The 10% rate applies to the first 100,000 UK vehicles exported to the US every year, which is roughly the number of cars sold in 2024. Each vehicle above the quota would face the standard 25% car tariff.
The agreement also lets each country sell beef to the other. Government officials insist this does not mean any change to the UK's more stringent food safety standards.
Some US ethanol will face 0% tariffs, compared to the previous rate of 19%.
The two countries agreed an initial framework in May. Trump announced "the deal was done" at the G7 summit in Canada in June.
However, he did not confirm the expected removal of charges on steel imports from the UK which was outlined in May. Although the UK is the only country which does not have to pay 50% tariffs on steel and aluminium, a 25% tariff remains.
How has the global economy responded to Trump's tariffs?
Trump's various announcements have caused volatility on global stock markets, where firms sell shares in their business. However markets have recently been more stable.
Many people are affected by stock market price changes, even if they don't invest in shares directly, because of the knock-on effect on pensions, jobs and interest rates.

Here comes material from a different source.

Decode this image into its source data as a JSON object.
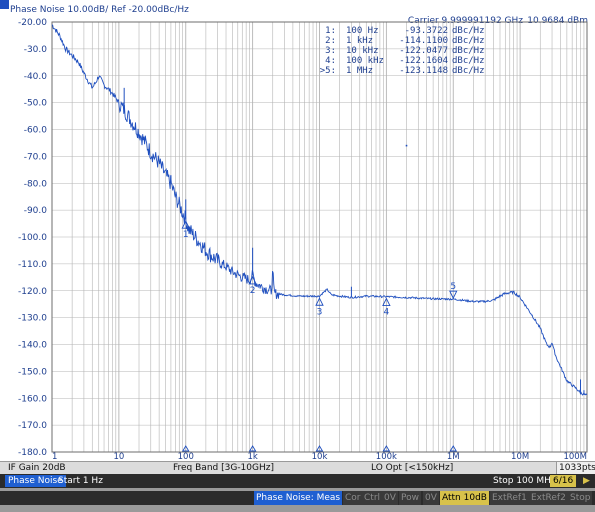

The value of the US dollar, usually considered a safe asset, has also fallen sharply at times.
The International Monetary Fund (IMF) and the influential Organization for Economic Co-operation and Development (OECD) both downgraded their predictions for global economic growth in 2025 as a result of the tariffs.
Both organisations expect the US economy to be badly affected.
As Trump marked 100 days in power in May, the commerce department said the US economy shrank in the first three months of 2025, after strong growth in the last quarter of 2024.
The president insists his trade policy is working, but influential voices within his own Republican Party have joined opposition Democrats and foreign leaders in attacking the measures.
Are prices going up for US consumers?
Analysts say tariffs are already feeding into the overall US inflation rate, as businesses pass on some or all of their higher costs.
Prices rose by 2.7% in the year to June, up from 2.4% the previous month reflecting increases in items including clothing, coffee, toys and appliances.
Adidas and Barbie maker Mattel are among the global firms planning to charge American customers more.
Some companies are also importing fewer foreign goods, which can make those which are available more expensive.
The costs of goods manufactured in the US using imported components are also expected to rise.
For example, car parts typically cross the US, Mexican and Canadian borders multiple times before a vehicle is completely assembled.
The new tariffs have also resulted in tighter customs checks at the US border, leading to delays at the border.